Like the original hut, the new hut has six bunks but it is sited slightly further away from Maropea River than the old hut. The original Maropea Forks Hut was in disrepair and positioned precariously close to the Maropea River.

The hut is part of the core network of visitor assets in Ruahine Forest Park and is used by trampers, hunters and fishers. It is also a territory of the native whio (blue duck).

Best access to Maropea Forks is via Sunrise Hut and Top Maropea Hut. It is a full day’s tramp (8-10hr) to the hut from the road end, but most parties split the journey by staying at either Triplex, Sunrise or Top Maropea huts.

Why’s it called that?

Historic Ellis Hut, Ruahine Forest Park

Built in 1864, Ellis Hut is the oldest surviving hut in the Ruahines. Photo: DOC

Built in 1864, Ellis Hut is the oldest surviving hut in the Ruahines. Photo: DOC

Sandwiched between the Ruahine and Wakarara ranges in Hawke’s Bay lies the timber-framed Ellis Hut.

Historically, the hut’s significant as the oldest surviving hut in the Ruahines and one of the oldest surviving buildings in New Zealand’s backcountry. It was built in 1884 for musterers and made from pit sawn timber.

The hut gets its name from its association with one of the most famous murder chases of the early 20th century. In 1904, James Ellis was accused of shooting former boss Leonard Collinson in the chest.

Collinson had employed Ellis in his scrub cutting firm but had recently sacked him for killing a red deer without authority.

Ellis had been heard promising revenge and, after Collinson’s death, spent 10 months on the run before being found, disarmed and arrested at the hut.

He was found guilty in Wellington and later hanged.

Ellis Hut, also known as Murderer’s Hut, has since become part of Hawke’s Bay folklore for its association with the murder.

DOC now looks after the hut to maintain its historic heritage.

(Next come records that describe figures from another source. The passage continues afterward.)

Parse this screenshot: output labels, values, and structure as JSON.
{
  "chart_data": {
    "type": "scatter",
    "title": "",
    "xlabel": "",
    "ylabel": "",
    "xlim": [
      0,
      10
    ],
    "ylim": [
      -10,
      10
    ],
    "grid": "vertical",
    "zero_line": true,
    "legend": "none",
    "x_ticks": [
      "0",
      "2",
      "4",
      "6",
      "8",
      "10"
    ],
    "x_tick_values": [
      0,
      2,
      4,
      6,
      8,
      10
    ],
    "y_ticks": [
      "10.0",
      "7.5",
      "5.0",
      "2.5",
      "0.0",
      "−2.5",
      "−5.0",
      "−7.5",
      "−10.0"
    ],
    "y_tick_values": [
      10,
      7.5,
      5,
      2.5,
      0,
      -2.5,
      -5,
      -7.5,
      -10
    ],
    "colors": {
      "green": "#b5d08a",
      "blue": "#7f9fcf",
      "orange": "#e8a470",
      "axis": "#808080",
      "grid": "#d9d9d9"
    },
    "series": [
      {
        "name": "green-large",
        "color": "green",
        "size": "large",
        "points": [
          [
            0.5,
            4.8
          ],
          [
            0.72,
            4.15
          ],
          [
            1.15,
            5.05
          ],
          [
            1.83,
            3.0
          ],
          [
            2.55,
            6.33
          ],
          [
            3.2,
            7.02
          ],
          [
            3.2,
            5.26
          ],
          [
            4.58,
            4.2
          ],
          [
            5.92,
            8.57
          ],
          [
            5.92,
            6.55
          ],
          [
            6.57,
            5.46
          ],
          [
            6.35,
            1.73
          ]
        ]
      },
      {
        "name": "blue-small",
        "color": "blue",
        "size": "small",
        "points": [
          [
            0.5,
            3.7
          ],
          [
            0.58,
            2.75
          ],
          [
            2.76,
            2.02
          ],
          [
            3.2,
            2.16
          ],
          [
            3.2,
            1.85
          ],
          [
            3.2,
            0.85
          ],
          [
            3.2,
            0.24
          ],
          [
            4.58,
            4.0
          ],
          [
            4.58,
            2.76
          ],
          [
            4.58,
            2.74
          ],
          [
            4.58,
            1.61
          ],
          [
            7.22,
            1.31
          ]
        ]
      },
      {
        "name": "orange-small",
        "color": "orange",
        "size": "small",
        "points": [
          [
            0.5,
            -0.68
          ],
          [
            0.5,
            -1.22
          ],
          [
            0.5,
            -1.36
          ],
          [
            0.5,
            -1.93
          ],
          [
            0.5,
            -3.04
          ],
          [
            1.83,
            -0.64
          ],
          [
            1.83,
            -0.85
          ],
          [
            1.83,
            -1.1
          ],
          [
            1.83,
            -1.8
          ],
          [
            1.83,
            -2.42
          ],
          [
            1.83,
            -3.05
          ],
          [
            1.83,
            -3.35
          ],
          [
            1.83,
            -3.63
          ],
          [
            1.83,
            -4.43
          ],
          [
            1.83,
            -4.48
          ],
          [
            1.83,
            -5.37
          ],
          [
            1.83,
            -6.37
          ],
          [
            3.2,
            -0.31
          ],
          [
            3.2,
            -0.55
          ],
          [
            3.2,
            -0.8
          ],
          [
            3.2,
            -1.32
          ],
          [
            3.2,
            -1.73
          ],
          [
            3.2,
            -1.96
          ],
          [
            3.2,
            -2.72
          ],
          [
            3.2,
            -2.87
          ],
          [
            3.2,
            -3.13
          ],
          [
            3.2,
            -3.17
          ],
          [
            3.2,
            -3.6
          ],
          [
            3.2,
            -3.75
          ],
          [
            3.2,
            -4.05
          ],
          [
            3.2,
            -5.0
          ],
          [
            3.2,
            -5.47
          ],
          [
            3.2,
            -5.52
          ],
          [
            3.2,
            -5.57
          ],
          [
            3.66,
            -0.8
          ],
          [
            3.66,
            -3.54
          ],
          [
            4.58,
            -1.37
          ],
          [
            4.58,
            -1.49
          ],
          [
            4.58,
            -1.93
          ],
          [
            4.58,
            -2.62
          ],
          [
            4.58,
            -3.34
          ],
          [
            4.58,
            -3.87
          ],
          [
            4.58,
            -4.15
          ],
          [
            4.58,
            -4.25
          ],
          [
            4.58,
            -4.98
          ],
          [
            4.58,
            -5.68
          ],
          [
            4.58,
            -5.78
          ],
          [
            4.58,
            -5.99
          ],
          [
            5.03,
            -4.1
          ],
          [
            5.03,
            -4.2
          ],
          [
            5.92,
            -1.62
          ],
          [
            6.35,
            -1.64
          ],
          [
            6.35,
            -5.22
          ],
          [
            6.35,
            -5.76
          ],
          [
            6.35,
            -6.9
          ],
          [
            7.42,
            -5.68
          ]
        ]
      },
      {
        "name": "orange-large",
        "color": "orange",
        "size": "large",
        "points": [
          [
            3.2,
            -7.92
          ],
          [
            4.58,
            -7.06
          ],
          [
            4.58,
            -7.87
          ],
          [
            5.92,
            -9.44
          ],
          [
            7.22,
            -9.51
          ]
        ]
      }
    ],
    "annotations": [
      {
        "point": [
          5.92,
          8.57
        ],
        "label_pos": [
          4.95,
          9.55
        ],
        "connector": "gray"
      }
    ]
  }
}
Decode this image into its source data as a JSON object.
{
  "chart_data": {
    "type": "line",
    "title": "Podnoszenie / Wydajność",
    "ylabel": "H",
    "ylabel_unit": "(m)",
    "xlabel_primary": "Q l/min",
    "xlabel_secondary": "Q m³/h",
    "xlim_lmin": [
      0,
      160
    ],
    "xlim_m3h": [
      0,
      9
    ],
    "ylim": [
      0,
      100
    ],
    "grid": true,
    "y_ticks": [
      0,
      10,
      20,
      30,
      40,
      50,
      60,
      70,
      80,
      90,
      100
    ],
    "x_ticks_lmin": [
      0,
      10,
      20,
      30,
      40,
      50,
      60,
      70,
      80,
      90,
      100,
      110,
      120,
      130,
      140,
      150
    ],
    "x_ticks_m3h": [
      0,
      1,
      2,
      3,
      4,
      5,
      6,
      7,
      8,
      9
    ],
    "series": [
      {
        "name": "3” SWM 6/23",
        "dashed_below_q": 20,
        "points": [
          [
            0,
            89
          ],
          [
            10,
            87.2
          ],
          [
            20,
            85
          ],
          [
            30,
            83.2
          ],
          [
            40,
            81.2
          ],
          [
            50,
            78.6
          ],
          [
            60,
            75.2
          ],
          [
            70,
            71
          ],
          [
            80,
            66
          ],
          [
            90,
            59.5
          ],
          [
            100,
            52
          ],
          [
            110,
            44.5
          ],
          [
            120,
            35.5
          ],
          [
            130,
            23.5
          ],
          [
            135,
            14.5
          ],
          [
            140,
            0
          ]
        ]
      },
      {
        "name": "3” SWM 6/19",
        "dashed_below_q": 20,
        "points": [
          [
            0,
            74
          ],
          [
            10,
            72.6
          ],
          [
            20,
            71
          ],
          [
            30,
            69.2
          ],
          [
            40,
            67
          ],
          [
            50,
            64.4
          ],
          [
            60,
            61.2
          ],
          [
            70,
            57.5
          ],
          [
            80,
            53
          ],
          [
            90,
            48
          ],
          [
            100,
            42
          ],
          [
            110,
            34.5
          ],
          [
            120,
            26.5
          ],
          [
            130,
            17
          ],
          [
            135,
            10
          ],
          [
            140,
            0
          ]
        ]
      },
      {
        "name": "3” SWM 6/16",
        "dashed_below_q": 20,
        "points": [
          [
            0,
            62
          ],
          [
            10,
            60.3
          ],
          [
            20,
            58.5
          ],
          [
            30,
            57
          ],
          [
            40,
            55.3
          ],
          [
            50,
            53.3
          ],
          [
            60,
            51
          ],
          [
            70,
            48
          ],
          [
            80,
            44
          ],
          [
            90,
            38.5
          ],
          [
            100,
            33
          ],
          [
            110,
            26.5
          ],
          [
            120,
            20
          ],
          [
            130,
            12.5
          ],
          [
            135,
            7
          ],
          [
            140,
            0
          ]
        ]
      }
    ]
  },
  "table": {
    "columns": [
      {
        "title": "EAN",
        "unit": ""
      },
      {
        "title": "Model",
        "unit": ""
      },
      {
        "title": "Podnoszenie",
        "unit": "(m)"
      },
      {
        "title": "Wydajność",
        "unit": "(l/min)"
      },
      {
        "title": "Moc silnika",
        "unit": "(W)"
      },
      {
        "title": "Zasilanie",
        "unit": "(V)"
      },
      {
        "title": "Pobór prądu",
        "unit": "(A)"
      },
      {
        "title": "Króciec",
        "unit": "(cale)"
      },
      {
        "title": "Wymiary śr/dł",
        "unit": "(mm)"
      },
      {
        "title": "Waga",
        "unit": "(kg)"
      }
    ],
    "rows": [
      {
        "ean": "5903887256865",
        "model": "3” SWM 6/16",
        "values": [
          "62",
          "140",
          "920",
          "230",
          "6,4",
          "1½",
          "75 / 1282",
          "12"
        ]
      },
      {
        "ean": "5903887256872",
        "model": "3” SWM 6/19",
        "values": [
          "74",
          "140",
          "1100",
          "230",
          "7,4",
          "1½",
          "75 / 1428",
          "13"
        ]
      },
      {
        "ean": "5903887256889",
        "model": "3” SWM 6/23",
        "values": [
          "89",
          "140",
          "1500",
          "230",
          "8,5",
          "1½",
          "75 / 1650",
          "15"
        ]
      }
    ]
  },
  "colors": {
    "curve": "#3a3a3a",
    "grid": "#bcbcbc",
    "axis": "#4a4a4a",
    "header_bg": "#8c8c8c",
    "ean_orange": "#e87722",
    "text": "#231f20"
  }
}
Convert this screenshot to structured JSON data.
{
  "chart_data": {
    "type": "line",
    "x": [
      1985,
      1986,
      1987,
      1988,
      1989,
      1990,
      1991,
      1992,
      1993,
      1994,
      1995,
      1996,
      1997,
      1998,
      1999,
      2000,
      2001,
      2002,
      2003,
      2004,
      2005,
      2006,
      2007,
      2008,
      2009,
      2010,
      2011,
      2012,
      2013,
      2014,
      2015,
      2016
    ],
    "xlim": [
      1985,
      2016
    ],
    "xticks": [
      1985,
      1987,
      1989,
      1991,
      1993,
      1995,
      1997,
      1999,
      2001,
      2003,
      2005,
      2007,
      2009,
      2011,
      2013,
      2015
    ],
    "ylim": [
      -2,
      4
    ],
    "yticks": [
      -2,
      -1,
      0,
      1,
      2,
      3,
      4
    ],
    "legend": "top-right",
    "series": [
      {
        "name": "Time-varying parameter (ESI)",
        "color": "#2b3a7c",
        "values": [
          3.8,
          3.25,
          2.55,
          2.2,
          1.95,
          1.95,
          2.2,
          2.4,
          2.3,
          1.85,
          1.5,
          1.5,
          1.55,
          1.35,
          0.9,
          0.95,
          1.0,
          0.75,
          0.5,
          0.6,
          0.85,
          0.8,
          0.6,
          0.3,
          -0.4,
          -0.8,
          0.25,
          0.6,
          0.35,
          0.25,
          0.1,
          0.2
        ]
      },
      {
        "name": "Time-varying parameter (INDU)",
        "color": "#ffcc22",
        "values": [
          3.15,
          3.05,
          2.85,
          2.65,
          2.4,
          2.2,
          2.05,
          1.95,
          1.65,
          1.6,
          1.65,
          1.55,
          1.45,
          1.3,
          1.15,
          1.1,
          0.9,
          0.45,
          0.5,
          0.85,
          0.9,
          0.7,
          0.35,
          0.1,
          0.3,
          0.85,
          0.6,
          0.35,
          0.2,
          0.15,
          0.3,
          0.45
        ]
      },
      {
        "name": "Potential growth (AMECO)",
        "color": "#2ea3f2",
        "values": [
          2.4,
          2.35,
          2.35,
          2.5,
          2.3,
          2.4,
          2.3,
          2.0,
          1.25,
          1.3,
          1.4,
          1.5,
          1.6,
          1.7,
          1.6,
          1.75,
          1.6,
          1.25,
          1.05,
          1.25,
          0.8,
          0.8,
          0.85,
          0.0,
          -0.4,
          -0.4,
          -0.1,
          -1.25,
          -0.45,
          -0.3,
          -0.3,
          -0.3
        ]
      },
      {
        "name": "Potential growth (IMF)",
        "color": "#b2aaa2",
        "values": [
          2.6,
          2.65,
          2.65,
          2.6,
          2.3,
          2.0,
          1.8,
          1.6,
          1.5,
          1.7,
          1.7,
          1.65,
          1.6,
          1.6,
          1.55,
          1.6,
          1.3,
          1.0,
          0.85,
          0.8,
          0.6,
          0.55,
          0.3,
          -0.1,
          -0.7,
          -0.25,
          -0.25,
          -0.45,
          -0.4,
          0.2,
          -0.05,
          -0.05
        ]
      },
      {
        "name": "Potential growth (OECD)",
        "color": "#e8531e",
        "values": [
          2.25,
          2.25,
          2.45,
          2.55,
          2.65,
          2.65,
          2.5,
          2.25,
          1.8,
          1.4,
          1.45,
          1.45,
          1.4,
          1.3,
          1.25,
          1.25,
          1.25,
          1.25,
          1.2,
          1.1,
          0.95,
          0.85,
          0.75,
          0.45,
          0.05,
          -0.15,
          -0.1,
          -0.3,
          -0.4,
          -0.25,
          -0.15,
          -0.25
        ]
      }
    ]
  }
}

For the record, prior to 1904, the hut was known as Whitnell’s Hut, after a hunter and shepherd who lived there called Bill Whitnell, but that’s nowhere near as interesting!

Anti-1080 party

Voters may see the words ‘Ban 1080’ on their ballot papers when they head to the voting booth in September.

Campaigners strongly opposed to the use of the toxin are trying to form their own one-issue political party, called Ban 1080.

Golden Bay mussel farmer and pilot Bill Wallace needs 550 members to be able to register the party

Wallace says he already has more than 500 names and that the extra drive to create the party stems from DOC’s plans to spread aerial 1080 to fight the expected predator plague this spring.

The predator plague threatens to wipe out some of the rarest native bird species from the mainland and DOC sees 1080, used in conjunction with land based trapping, as the only feasible method to counteract the threat.

The high beech seeding this autumn will mean more food for rats and stoats, which is expected to result in a surge in the population of the pests.

Ban 1080 party’s promotional website promotes the videos made by The Graf Boys, brothers who strongly oppose use of the toxin.